Since impairing SUMO-1 on these promoters resulted in lower expression, this shows that efficient SUMOylation is critical for optimal gene expression. SUMO-1 marking on these translational machinery genes may function to maintain gene expression and protein stability perhaps by antagonizing other repressive chromatin marks or regulating the subcellular localization of partner proteins required for repression. In addition, while SUMOylation plays a critical role on gene repression on a subset of genes, SUMO-1 also has other properties, for example, regulating the assembly of transcription machinery (56
); therefore, SUMO-1 marking on those housekeeping genes may be an early modification affecting chromatin remodeling. It is unclear at this time what are the relevant chromatin proteins in promoters conjugated to SUMO-1. The position of the peak of the SUMO-1 mark on constitutive active promoters is at −200 relative to the TSS. Such a position could be consistent with the −1 nucleosome or close to where the components of general transcription machinery would be expected to bind. A previous study has shown that SUMO-1 post-translationally modifies hsTAF5 in TFIID to modulate TFIID promoter-binding activity (18
). It is possible that this is the factor SUMOylated at promoters in our studies; however, it would be a complicated mechanism by which SUMOylation of a general transcription factor would be associated with the transcription activation process. Further arguing against TFIID components causing the promoter peak of SUMO-1 binding, the methods used in this study had sufficient resolution to map the bound domains and TFIID subunits would be expected to be closer to the TSSs.

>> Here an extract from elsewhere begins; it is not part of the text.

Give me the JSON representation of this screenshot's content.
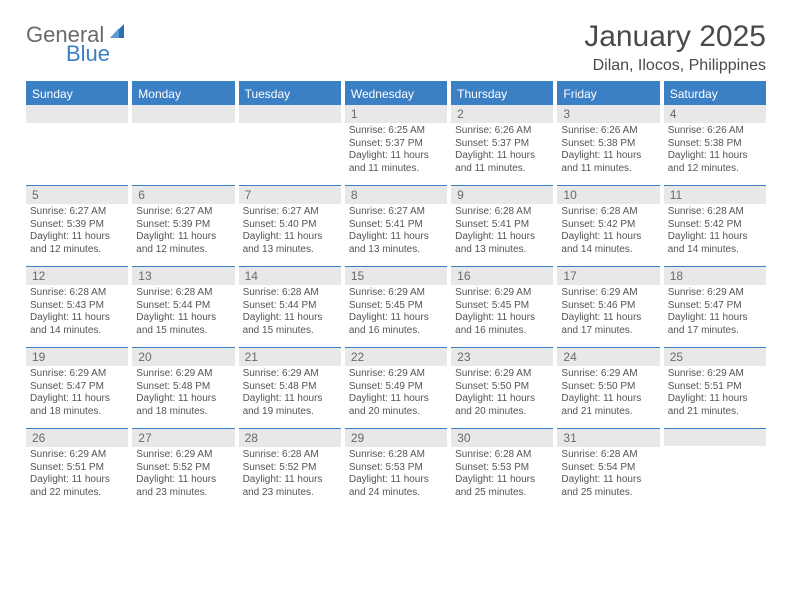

In summary, in this study we demonstrated how SUMO-1 marks promoters in the human genome and how it changes through the cell cycle. We found that SUMO-1 labeling of chromatin is dynamic through the cell cycle, and it is associated at promoters with the most actively transcribed genes. While SUMO-1 was not generally associated with all active genes, a very high percentage of the most active genes (49%) had their promoters modified with bound SUMO-1, and it was shown that in many of the housekeeping genes, the SUMO-1 mark on the promoter was stimulatory to gene expression and is critical for the high expression genes encoding translation factors.